In this talk, I will discuss our recent work on both issues. We will discuss methods to plan safe motion for vehicles through risk aware planning. We will also discuss how remote human supervisors can be leveraged to improve the safety of an autonomous fleet by taking over control of a vehicle at key moments in time. We will then talk about our research in tailoring the behaviour of a vehicle to specific users or passengers. The key to doing this is a method called active preference learning, whereby we demonstrate different vehicle behaviours to a user, and use their feedback to learn a model of their underlying preferences. This preference model can be used to tailor autonomous system to a particular user, making users more comfortable with autonomy.
Stephen L. Smith
Stephen L. Smith is a Professor in Electrical and Computer Engineering at the University of Waterloo, Canada, where he holds a Canada Research Chair in Autonomous Systems. He is a faculty affiliate with the Vector Institute for Artificial Intelligence, and the Director of the Autonomous Systems Lab. Prior to Waterloo, he was a postdoc in the Computer Science and Artificial Intelligence Lab (CSAIL) at MIT. He received his BSc degree from Queen’s University, his MASc degree from the University of Toronto, and his PhD degree from the University of California, Santa Barbara.

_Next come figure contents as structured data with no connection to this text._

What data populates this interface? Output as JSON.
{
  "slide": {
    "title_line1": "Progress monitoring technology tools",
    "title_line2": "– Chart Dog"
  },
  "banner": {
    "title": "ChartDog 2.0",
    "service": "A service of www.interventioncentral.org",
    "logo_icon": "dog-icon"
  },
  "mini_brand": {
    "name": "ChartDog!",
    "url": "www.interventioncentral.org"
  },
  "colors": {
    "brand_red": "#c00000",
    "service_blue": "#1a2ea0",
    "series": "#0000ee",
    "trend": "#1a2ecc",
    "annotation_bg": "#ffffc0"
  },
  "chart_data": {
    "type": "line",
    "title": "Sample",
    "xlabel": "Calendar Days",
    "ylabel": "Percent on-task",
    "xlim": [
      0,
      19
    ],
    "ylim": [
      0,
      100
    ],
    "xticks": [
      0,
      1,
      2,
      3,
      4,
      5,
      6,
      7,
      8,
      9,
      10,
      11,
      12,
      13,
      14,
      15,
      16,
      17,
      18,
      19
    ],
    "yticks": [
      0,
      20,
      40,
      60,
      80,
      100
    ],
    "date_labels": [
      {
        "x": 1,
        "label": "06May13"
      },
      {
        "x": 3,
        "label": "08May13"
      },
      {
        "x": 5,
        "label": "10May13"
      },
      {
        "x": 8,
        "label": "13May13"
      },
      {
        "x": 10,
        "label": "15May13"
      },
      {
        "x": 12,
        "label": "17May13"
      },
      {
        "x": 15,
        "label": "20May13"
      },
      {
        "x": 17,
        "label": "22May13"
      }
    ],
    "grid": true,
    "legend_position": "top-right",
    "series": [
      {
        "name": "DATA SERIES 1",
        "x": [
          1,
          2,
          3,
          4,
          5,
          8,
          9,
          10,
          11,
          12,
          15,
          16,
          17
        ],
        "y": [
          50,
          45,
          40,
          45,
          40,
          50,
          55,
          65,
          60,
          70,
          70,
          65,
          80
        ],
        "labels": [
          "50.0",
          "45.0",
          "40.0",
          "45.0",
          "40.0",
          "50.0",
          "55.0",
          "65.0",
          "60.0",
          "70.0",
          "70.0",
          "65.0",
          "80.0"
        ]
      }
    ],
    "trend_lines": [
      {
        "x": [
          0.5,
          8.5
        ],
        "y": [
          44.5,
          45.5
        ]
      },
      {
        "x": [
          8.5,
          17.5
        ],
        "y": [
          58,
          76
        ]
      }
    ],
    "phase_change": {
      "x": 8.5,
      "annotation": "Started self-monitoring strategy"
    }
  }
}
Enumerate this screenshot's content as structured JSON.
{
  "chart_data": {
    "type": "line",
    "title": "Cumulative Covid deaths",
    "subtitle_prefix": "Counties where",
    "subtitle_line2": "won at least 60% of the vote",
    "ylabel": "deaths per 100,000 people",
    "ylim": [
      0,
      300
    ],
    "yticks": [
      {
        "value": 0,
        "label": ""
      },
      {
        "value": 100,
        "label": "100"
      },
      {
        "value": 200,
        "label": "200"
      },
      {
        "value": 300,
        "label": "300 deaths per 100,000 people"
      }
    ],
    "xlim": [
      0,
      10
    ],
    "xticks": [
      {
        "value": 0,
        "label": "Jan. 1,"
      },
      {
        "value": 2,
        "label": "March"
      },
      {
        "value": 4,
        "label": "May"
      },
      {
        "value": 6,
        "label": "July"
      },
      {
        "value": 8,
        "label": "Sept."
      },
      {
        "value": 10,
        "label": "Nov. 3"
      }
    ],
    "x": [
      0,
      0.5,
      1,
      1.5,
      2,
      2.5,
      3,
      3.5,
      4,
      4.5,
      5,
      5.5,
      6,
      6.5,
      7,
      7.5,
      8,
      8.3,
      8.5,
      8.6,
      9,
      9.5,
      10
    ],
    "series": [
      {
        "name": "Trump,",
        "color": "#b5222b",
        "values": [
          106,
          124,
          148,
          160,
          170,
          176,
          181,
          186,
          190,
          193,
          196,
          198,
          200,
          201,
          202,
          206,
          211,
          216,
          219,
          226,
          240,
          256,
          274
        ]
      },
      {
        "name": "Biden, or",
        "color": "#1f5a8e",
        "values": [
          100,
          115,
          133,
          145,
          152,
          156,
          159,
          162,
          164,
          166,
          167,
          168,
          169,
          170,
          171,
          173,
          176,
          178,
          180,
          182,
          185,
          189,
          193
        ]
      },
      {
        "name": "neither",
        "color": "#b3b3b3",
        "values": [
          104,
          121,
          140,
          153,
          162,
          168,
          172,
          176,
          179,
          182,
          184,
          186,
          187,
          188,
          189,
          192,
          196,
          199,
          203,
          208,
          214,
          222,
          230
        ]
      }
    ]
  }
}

Prof. Smith is a Professional Engineer and serves as an advisor for several startups in transportation systems and robotics including RideCo, Swap Robotics, and Veerio Robotics. He is on the editorial board of the IEEE Transactions of Robotics, the IEEE Transactions on Control of Network Systems, and the IEEE Open Journal of Systems and Control. He has served or is serving on the organizing committee for the 2024 American Control Conference, the 2021 IEEE International Conference on Robot and Human Interactive Communication (RO-MAN) and the 2026 International Symposium on the Mathematical Theory of Networks and Systems. Prof. Smith has received several awards including the Early Researcher Award from the Province of Ontario, the NSERC Discovery Accelerator Supplement Award, and two Outstanding Performance Awards from the University of Waterloo. His main research interests lie in control and optimization for autonomous systems, with a focus on safe motion planning, future mobility-on-demand systems, and the interaction of humans with autonomy.